Transforming control and analysis of complex experiments

OpenIOLabs offers control for the Gurdon team, and for anyone running a complex and sensitive experiment like this. Some of the main advantages include 24-hour remote access, bespoke sensor installation and much-improved data analysis.

As soon as the OpenIOLabs system was installed, the team had instant access 24 hours a day. There are multiple experiments which are extremely intricate and affected by the slightest changes, so being able to monitor and control them from anywhere (not just the lab) is incredibly valuable. As we’ve explored in previous blogs, this not only protects their work but even improves work/life balance.

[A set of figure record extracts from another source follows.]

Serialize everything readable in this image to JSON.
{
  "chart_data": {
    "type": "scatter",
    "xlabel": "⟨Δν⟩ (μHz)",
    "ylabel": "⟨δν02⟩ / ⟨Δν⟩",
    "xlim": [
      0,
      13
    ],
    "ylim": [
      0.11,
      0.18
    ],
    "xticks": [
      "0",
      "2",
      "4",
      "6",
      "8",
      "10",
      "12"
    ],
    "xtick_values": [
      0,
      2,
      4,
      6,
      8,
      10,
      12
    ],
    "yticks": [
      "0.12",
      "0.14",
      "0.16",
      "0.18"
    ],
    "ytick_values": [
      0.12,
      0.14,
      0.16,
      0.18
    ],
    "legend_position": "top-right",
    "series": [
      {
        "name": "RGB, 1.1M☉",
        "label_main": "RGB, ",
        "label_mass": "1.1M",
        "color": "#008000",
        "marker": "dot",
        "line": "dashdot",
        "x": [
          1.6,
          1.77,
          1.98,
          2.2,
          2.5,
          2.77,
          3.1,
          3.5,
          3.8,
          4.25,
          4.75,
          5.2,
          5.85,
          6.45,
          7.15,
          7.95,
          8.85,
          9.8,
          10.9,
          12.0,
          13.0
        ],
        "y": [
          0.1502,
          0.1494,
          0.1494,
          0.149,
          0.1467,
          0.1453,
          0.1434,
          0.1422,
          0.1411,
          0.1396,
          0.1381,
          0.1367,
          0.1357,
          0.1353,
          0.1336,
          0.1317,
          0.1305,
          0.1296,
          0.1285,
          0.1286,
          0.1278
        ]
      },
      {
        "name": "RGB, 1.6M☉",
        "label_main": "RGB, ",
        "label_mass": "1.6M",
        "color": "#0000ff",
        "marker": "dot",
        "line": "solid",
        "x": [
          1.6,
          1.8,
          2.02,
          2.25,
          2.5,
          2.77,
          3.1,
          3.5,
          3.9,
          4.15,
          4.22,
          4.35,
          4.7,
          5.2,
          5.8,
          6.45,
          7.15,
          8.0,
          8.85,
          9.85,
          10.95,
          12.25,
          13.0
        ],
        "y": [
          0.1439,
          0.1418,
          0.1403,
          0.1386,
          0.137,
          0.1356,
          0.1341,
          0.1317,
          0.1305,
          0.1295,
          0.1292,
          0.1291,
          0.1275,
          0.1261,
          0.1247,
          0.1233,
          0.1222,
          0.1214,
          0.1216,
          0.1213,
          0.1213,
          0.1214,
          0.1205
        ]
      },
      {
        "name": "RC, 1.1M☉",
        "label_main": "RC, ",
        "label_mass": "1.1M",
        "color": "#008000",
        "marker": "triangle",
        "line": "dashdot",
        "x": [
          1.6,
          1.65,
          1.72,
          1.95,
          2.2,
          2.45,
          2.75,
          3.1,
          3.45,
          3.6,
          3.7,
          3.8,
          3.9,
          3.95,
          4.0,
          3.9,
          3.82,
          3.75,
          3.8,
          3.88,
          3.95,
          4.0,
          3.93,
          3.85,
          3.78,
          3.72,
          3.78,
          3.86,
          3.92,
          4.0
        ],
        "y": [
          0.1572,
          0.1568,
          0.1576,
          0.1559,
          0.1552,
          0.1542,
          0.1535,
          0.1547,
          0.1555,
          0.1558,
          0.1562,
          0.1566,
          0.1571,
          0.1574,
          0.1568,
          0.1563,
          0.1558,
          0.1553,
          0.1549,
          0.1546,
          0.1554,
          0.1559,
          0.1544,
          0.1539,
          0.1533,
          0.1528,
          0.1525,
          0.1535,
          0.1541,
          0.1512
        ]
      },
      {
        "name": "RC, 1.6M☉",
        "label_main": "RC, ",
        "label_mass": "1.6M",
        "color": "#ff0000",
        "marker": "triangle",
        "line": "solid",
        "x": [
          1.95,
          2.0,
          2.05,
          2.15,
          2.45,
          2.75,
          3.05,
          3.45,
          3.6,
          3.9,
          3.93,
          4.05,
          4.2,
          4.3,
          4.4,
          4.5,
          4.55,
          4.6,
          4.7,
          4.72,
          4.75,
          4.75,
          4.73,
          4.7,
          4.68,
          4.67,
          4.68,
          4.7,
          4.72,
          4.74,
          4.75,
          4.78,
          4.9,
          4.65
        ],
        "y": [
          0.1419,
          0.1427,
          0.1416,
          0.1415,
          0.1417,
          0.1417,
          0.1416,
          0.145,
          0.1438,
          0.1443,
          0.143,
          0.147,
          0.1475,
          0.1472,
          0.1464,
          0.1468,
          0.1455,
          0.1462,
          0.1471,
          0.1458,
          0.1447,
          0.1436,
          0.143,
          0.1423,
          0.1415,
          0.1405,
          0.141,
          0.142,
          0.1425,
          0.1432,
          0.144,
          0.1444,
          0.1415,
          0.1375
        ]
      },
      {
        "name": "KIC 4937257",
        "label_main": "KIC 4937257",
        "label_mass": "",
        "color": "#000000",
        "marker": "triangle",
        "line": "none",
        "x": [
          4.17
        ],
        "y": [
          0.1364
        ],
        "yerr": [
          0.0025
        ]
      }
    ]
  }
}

Their new setup has also allowed the team to install bespoke sensors where they actually need them, which then means they can see the conditions in which the fruit flies exist. This sounds like a small matter, but the difference in temperature from the top and bottom of the incubator can vary greatly, and this would have an effect on the development of the fruit fly. The additional sensors allow for sensitive and specific monitoring of the entire environment, meaning that researchers don’t discover anomalies after the experiment is over.

Managing big data

Then we come to data analysis, these experiments produce huge amounts of data, which were previously in different formats. OpenIOLabs collects the data from each piece of equipment in one language or format and then tags it with relevant metadata ready for analysis. This metadata contextualises the results and the potential to see cause and effect over long periods of time – something which is hard to achieve in traditional lab data analysis.

The data is also stored in a central place – creating accessibility and allowing the team to employ machine learning techniques to analyse the data for patterns.

What’s next?

The team have now implemented OpenIOLabs but this isn’t the end of the story, we’re collaborating with them to achieve much more from our system. The team want to improve reproducibility, something which is very important to scientists. Doing this can help reduce workload and improve the accuracy of experiments. As the system becomes established in their lab they have a lot of data to work from, and it’s all meta-tagged and therefore in context.

We’re excited to continue working with the team at the Gurdon Institute, and we’ll report back on their activity in the future.